12 thoughts on “magdalena =/= muffin

  1. Anónimo 14 abril 2015 / 10:29

    Sublime, rivalizando en exquisitez con esos icónicos bollitos…

  2. jmongil 14 abril 2015 / 11:54

    Muffins, cactus blosson…

    Oye, ¿mandaste la dieta a la porra?
    :-))

  3. Moriarty 14 abril 2015 / 22:43

    Estupendas claves de determinación. Lo que no me queda clara es la filogenia de las especies descritas. ¡Espero un próximo post sobre el asunto! :-p

  4. agu2v 14 abril 2015 / 22:58

    Estoy de acuerdo contigo; aunque a mí me sigue tocando mucho la moral la invasión innecesaria de cosas que por ser en inglés son más cool. Eso es consecuencia del borreguismo de la gente, y es el borreguismo de la gente lo que más me toca la moral de todo. Por lo demás, sí, los muffins están muy buenos (con los cupcakes esos ya no comulgo tanto).

  5. Exseminarista ye-ye 15 abril 2015 / 8:44

    14 años después aún se me hace la boca agua cuando pienso en el muffin del que me hice adicto en esas tierras, el de semillas de amapola (poppy seeds muffin). Mira que he intentado repetirlo por aquí en momentos de nostalgia (es de las pocas cosas de las que tengo nostalgia yanki), pero aún probando diferentes recetas no hay manera.

    Seguiré intentándolo. Salud.

  6. Rufo 15 abril 2015 / 15:45

    Ejercicio cazurril nº 342:

    Entonces a ver si lo he entendido bien, un muffin es una magdalena con tropezones, ¿no?

    xD

  7. Multivac42 26 abril 2015 / 23:27

    Amen. Por no decir que el muffin medio es como poco dos veces mas grande que la magdalena media…

    Mi preferido es uno que se llama ‘rocky mountains’, donde las rocas son deliciosas pepitas de chocolate. mmmmmuffinnnnn….
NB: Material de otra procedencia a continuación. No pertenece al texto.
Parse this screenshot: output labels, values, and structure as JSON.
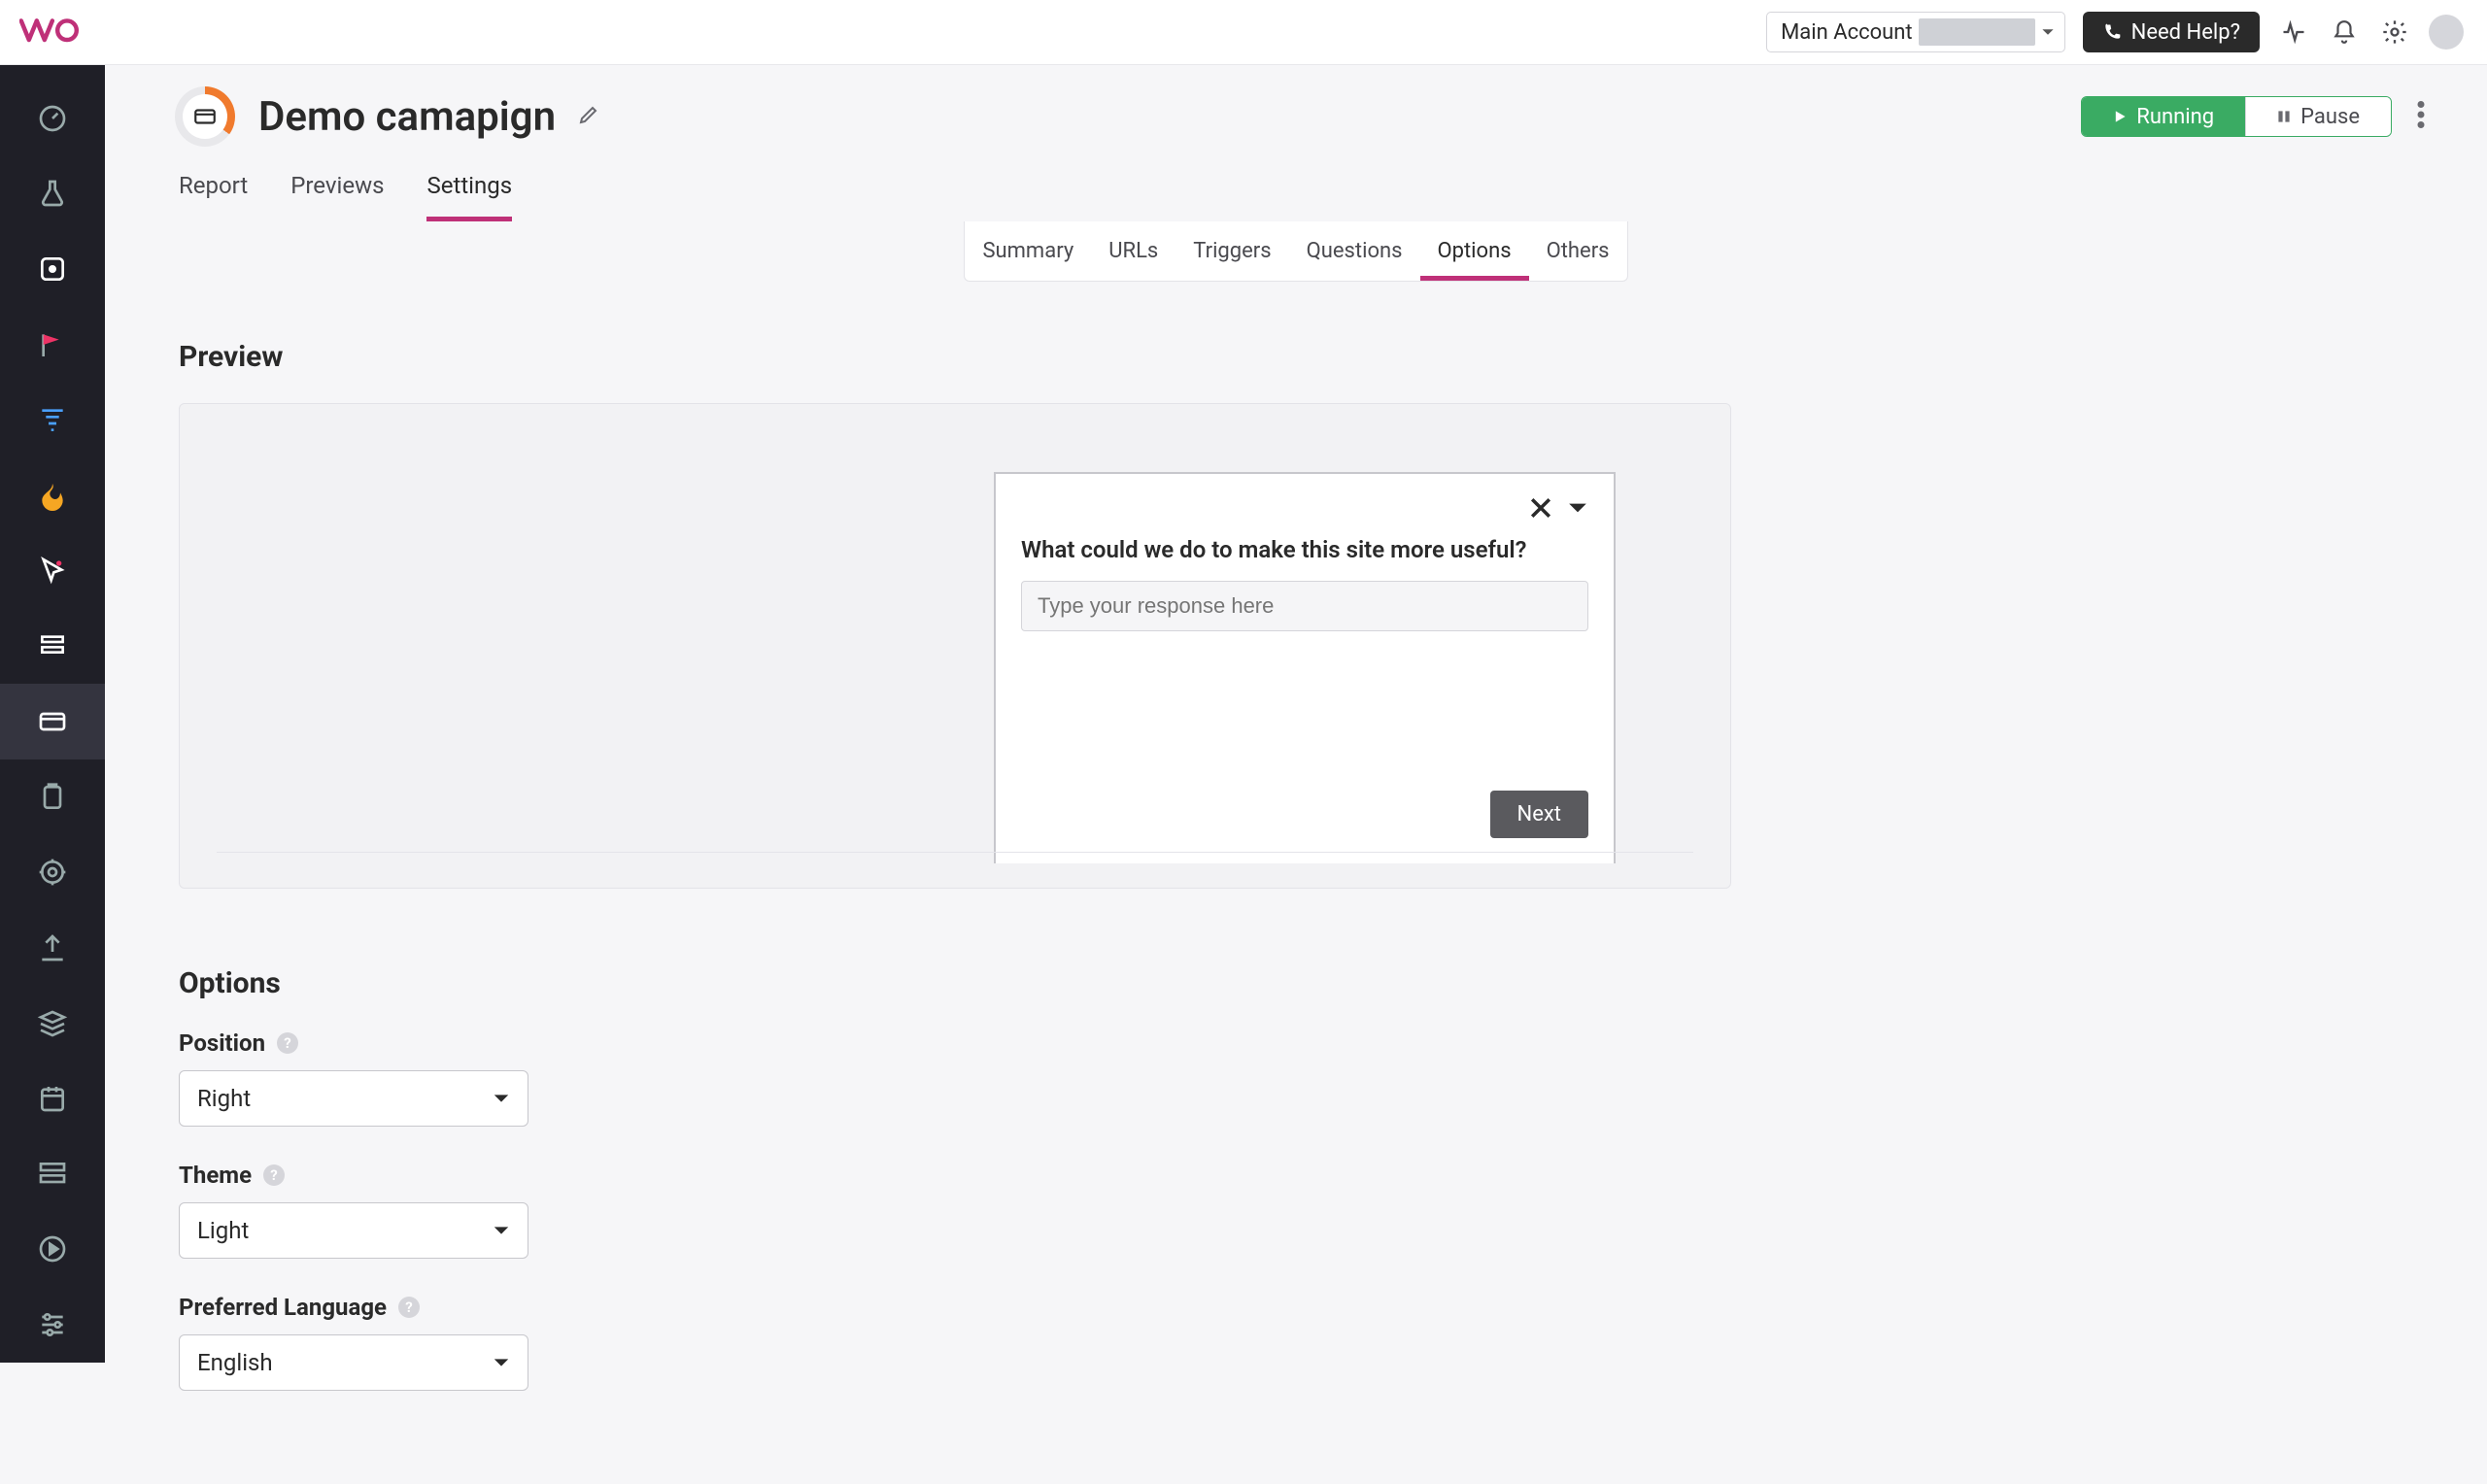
{
  "topbar": {
    "account_label": "Main Account",
    "need_help": "Need Help?"
  },
  "campaign": {
    "title": "Demo camapign"
  },
  "status": {
    "running": "Running",
    "pause": "Pause"
  },
  "tabs": {
    "primary": [
      "Report",
      "Previews",
      "Settings"
    ],
    "primary_active": 2,
    "secondary": [
      "Summary",
      "URLs",
      "Triggers",
      "Questions",
      "Options",
      "Others"
    ],
    "secondary_active": 4
  },
  "preview": {
    "heading": "Preview",
    "survey": {
      "question": "What could we do to make this site more useful?",
      "placeholder": "Type your response here",
      "next": "Next"
    }
  },
  "options": {
    "heading": "Options",
    "position": {
      "label": "Position",
      "value": "Right"
    },
    "theme": {
      "label": "Theme",
      "value": "Light"
    },
    "language": {
      "label": "Preferred Language",
      "value": "English"
    }
  },
  "sidebar": {
    "items": [
      "dashboard",
      "testing",
      "app",
      "goals",
      "funnels",
      "heatmaps",
      "recordings",
      "forms",
      "surveys",
      "scheduler",
      "targeting",
      "uploads",
      "stack",
      "calendar",
      "cms",
      "tutorials",
      "settings"
    ],
    "active": 8
  }
}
  8. Copépodo 30 abril 2015 / 1:42

    Moriarty: no te creas que no lo pensé, pero se ponía la cosa muy complicada y no tengo ya tiempo para estos embolaos

    Exseminarista: lo de los poppy seeds a mí donde me gustan es en las bagels, que es otra cosa interesante a comentar

    Santiago: como te dije por el tuiter, yo no lo creo: saben distinto, se les mete tropezones, y en definitiva, son un bollo diferente

  9. Artemisa 4 mayo 2015 / 14:05

    Por incordiar:
    Yo veo menos diferencia entre lo que etiquetas como ‘magdalena’ y como ‘muffin’ que entre un pan alemán de esos negros, un pan de molde, un pan (llamado) gallego, un pan francés… por no hablar del pan con nueces, olivas o yo qué se qué más le ponen.
    ¡Y todos se llaman ‘pan’!

    Enhorabuena por la entrada, me ha gustado mucho

  10. Copépodo 12 mayo 2015 / 3:21

    Artemisa: muy buena reflexión. ¿Deberíamos adoptar una taxonomía más analítica con el pan? Es cierto que si vas a una panadería no pides sólo “pan”, tienes que especificar si quieres pistola, pan “gallego”, baguette,… no ocurre así con las magdalenas. Mi lado aristotélico me dice que todos los panes tienen la misma sustancia y distintos accidentes, pero en el caso del muffin y la magdalena, habiendo probado y apreciado ambos, creo que sus sustancias son distintas. No me pidas más, que no doy.
    Gracias por comentar

    Anónimo (como si no te conociera, malaje). Los English muffins son homónimos de los muffins a secas, pero OBVIAMENTE no tienen nada que ver. Yo lo que preguntaría es si los English muffins y los molletes gaditanos guardan algún ancestro común, y si éste vivió antes o después del Tratado de Utrech. Y ya me callo.